Mitigating Bias in Generalized Linear Mixed Models: The Case for Bayesian Nonparametrics

Abstract

Generalized linear mixed models are a common statistical tool for the analysis of clustered or longitudinal data where correlation is accounted for through cluster-specific random effects. In practice, the distribution of the random effects is typically taken to be a Normal distribution, although if this does not hold then the model is misspecified and standard estimation/inference may be invalid.

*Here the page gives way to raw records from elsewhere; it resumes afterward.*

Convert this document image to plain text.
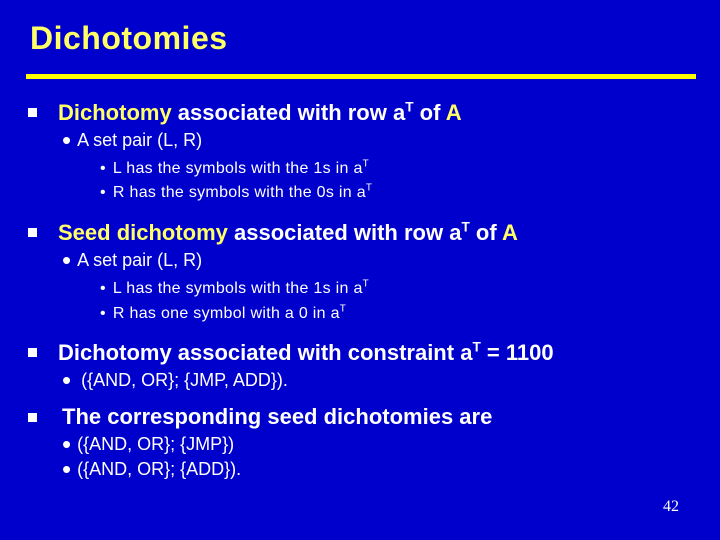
Dichotomies
Dichotomy associated with row $a^T$ of A
• A set pair (L, R)
• L has the symbols with the 1s in $a^T$
• R has the symbols with the 0s in $a^T$
Seed dichotomy associated with row $a^T$ of A
• A set pair (L, R)
• L has the symbols with the 1s in $a^T$
• R has one symbol with a 0 in $a^T$
Dichotomy associated with constraint $a^T = 1100$
• ({AND, OR}; {JMP, ADD}).
The corresponding seed dichotomies are
• ({AND, OR}; {JMP})
• ({AND, OR}; {ADD}).
42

An alternative is to perform a so-called nonparametric Bayesian analyses in which one assigns a Dirichlet process (DP) prior to the unknown distribution of the random effects. In this paper we examine operating characteristics for estimation of fixed effects and random effects based on such an analysis under a range of “true” random effects distributions. As part of this we investigate various approaches for selection of the precision parameter of the DP prior. In addition, we illustrate the use of the methods with an analysis of post-operative complications among $n=18{,}643$ female Medicare beneficiaries who underwent a hysterectomy procedure at $N=503$ hospitals in the US. Overall, we conclude that using the DP prior in modeling the random effect distribution results in large reductions of bias with little loss of efficiency. While no single choice for the precision parameter will be optimal in all settings, certain strategies such as importance sampling or empirical Bayes can be used to obtain reasonable results in a broad range of data scenarios.